- Cybercriminals are increasingly exploiting mobile browsers
- WordPress Committed Sites lead to Malicious PWA installation
- Both site owners and users can mitigate the threat
There is an increasing trend in the attacks on the client’s side, since cybercounts are increasingly exploiting mobile browsers to avoid traditional security controls.
This agrees with the latest “customer attack report Q2 2025”, published by security researchers C/Side. An attack on the “client side” is a type of safety rape that occurs in the user’s device (usually in your browser or mobile application), instead of on the server.
Based on extensive market research (committed domains, autonomous tracking, writing analysis promoted by AI and review of third -party javascript dependencies), the report says that cybercriminals are injecting malicious code in service workers and the logic of the progressive web application (PWA) of the popular issues of Word Press.
Weakest sandboxing
Once a mobile user visits an infected site, the browser’s graphic window is kidnapped using a full -screen Ifframe. Then the victim is attracted to install a false PWA, often disguised as adult theme APK or an encryption application, housed in rotating subdomains.

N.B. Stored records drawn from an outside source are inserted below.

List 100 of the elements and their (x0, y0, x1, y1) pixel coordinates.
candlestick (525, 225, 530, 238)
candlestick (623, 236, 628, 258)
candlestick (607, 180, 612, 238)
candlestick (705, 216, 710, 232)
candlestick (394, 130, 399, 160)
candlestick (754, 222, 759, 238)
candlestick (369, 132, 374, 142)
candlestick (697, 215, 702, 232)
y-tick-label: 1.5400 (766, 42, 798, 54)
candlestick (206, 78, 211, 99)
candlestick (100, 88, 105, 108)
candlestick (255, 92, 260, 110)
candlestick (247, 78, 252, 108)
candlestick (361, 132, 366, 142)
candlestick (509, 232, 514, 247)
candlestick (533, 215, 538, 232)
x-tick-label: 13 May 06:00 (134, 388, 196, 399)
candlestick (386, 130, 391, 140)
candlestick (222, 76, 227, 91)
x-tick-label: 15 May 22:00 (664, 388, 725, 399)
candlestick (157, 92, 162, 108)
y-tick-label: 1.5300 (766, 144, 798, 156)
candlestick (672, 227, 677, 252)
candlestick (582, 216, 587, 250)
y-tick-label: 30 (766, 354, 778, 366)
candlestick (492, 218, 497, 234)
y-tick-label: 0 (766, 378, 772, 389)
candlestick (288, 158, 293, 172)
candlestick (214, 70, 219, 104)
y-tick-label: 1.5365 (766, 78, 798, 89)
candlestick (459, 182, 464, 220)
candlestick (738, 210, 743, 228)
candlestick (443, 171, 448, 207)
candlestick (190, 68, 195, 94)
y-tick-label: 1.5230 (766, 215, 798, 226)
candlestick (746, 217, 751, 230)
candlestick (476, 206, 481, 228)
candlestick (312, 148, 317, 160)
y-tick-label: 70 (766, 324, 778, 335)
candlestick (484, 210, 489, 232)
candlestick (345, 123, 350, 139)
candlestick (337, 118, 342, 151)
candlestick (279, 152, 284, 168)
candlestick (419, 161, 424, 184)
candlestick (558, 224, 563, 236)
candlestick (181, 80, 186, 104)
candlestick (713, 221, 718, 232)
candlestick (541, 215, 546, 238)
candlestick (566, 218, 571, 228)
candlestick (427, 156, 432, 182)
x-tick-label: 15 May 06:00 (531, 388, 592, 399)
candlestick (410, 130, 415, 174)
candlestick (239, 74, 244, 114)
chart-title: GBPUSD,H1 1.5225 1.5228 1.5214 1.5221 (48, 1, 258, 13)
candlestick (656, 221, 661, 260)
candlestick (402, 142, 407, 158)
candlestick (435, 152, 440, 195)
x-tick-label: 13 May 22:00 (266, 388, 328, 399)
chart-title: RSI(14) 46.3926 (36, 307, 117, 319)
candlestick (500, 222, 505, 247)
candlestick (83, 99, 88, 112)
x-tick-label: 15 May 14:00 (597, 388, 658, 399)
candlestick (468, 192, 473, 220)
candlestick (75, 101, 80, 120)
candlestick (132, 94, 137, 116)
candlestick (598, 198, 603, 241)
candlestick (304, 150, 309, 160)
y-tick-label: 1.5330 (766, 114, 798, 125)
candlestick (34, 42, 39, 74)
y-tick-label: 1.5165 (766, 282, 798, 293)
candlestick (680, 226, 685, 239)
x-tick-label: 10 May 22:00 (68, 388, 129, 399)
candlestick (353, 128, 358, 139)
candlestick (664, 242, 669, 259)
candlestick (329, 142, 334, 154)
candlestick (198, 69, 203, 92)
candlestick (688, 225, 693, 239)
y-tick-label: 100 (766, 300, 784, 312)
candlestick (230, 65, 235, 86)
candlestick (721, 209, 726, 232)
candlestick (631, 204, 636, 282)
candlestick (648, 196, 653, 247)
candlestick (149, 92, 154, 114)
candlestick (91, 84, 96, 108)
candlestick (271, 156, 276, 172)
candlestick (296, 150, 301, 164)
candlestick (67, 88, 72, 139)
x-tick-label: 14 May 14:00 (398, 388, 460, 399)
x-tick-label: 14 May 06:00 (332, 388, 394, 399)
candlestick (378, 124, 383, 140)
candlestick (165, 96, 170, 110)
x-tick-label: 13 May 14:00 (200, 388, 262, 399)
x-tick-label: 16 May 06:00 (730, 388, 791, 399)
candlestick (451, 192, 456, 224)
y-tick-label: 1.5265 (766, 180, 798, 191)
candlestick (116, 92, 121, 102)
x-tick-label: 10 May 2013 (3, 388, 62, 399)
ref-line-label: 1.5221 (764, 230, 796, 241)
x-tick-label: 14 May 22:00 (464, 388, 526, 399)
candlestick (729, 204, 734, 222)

Mainly, applications are designed to persist on the device beyond the browser session and act as a long -term position. However, they can also steal login credentials (by falsifying login pages or browser indications), intercepting cryptocurrency wallet interactions and injecting malicious scripts. In some cases, applications can also kidnap session tokens.
Criminals are using different techniques to evade detection, including fingerprint techniques and tubes that prevent the payload from being activated in sandbox environments, or by automated scanners.

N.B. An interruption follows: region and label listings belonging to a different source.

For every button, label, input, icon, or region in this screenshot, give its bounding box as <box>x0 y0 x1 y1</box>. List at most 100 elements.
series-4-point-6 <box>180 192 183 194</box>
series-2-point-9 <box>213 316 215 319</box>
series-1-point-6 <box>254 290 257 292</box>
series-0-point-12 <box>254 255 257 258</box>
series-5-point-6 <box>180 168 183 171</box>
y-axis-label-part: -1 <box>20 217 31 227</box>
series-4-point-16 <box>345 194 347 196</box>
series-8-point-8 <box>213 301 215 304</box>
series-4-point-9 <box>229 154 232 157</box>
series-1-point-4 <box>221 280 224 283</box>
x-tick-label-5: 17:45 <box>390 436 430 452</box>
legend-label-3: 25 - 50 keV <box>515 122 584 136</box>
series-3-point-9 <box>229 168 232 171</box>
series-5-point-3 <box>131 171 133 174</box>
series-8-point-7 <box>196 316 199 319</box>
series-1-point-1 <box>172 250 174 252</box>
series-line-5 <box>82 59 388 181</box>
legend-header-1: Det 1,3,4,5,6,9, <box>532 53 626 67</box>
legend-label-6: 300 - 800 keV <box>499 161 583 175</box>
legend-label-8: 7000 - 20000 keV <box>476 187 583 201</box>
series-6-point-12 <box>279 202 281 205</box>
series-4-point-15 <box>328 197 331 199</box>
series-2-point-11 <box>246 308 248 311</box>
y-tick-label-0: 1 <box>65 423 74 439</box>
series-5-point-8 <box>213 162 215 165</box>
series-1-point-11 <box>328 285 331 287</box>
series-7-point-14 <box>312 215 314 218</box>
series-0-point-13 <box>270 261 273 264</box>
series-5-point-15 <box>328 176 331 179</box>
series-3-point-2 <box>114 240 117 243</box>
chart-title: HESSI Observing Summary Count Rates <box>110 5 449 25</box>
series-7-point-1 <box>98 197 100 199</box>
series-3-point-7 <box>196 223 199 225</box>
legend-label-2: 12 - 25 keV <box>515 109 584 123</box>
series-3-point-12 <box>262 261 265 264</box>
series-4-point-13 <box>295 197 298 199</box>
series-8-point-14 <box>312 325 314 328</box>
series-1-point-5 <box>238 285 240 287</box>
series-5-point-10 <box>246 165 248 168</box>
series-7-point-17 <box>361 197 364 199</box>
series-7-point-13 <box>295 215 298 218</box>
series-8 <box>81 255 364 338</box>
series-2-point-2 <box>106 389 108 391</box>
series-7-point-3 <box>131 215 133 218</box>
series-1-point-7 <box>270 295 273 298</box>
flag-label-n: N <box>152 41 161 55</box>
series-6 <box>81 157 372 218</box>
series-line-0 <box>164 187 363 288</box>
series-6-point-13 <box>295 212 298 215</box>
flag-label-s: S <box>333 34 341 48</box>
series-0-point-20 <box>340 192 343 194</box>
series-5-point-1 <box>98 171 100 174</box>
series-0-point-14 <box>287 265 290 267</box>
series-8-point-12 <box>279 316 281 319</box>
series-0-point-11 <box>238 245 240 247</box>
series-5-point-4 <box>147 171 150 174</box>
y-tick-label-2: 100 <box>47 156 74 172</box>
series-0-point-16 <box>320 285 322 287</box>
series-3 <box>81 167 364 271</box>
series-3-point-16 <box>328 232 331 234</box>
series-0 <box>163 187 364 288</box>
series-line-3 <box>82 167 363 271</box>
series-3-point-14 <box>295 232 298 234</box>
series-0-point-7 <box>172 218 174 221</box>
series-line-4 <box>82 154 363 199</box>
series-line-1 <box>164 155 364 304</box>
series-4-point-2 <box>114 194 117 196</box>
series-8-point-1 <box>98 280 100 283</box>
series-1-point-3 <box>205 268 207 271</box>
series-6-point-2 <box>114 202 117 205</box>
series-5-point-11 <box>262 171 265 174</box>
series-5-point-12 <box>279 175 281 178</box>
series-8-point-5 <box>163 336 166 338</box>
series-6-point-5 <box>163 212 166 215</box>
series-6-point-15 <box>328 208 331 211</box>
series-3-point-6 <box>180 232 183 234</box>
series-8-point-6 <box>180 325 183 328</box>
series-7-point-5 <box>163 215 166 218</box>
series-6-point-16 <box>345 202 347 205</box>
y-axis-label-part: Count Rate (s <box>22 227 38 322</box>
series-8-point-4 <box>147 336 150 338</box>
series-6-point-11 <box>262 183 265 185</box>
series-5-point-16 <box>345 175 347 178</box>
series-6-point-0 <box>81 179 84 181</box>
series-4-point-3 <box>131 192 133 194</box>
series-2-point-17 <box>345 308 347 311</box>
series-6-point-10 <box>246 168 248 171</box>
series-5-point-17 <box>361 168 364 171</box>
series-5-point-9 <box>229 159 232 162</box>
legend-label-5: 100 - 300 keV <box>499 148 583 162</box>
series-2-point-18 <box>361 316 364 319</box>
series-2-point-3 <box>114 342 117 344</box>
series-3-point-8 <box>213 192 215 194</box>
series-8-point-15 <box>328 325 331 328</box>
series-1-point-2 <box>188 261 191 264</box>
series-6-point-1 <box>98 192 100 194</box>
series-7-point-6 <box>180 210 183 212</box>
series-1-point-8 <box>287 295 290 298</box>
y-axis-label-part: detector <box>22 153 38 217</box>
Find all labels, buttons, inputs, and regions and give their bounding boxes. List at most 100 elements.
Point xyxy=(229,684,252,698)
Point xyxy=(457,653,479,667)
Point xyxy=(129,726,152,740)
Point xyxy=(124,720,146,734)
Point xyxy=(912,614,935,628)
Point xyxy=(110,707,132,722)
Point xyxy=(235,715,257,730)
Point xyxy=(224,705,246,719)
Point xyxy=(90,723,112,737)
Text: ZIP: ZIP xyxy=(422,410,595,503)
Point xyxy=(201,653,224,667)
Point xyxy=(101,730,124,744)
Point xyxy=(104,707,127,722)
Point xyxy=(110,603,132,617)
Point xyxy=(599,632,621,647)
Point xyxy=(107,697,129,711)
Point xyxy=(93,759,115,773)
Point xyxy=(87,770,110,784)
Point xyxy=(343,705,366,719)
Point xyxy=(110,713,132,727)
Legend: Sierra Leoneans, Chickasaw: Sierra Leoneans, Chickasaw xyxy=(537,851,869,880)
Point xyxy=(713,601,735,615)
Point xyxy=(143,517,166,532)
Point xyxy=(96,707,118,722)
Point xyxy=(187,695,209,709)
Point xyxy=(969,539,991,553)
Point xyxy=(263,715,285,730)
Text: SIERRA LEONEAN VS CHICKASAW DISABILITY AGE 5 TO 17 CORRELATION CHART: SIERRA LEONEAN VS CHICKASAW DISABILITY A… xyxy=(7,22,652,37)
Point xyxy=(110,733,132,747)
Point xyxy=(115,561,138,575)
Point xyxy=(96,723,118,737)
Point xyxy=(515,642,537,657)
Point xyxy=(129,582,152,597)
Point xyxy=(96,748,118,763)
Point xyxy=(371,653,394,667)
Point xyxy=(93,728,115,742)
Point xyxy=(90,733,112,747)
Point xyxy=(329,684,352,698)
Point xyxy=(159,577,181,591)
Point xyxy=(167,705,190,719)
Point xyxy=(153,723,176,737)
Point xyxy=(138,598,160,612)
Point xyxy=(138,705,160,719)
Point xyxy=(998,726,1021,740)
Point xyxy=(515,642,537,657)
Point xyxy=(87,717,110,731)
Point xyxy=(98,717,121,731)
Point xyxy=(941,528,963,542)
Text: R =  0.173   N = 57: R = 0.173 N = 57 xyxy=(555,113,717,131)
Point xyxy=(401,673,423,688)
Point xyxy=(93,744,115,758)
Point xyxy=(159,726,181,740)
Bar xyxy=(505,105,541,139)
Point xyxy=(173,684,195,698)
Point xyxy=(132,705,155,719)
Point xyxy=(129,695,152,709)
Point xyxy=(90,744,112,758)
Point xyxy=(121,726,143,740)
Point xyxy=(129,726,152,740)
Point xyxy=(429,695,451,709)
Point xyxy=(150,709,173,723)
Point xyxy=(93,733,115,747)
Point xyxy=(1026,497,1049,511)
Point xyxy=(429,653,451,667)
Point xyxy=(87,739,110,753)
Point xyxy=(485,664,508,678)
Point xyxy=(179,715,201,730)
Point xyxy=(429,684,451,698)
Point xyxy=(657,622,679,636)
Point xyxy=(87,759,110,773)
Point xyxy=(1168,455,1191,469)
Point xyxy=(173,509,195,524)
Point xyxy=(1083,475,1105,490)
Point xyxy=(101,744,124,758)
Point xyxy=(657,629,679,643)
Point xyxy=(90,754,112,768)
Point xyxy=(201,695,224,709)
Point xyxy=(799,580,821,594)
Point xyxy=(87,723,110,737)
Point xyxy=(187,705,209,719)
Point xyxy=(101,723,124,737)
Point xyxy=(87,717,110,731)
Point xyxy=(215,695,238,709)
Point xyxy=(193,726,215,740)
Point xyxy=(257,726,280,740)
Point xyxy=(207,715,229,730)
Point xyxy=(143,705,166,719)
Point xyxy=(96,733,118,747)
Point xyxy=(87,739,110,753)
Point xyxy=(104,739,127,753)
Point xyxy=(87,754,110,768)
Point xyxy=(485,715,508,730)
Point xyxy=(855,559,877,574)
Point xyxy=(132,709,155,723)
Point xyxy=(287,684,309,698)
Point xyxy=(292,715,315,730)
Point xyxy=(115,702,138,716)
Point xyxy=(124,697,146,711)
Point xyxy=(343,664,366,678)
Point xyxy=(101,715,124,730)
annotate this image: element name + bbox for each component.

The mobile platform is getting more and more because web browsers have a weaker sandboxing and limited visibility of execution time, which makes them more vulnerable and susceptible to attacks. At the same time, C/SIDE says that users are more likely to trust full screen indications, or install suggested applications, without suspecting anything.
To mitigate the risk, there are things that both developers and end users can do, says C/Side. Developers and site operators must monitor and ensure third -party scripts, since these are a common delivery mechanism for malicious useful charges. C/SIDE also advocates real -time visibility of what scripts are executing in the browser, instead of depending solely on server side protections.
Users, on the other hand, must be careful when installing progressive web applications from unknown sources, and must be skeptical of unexpected login flows, particularly those that seem to come from Google.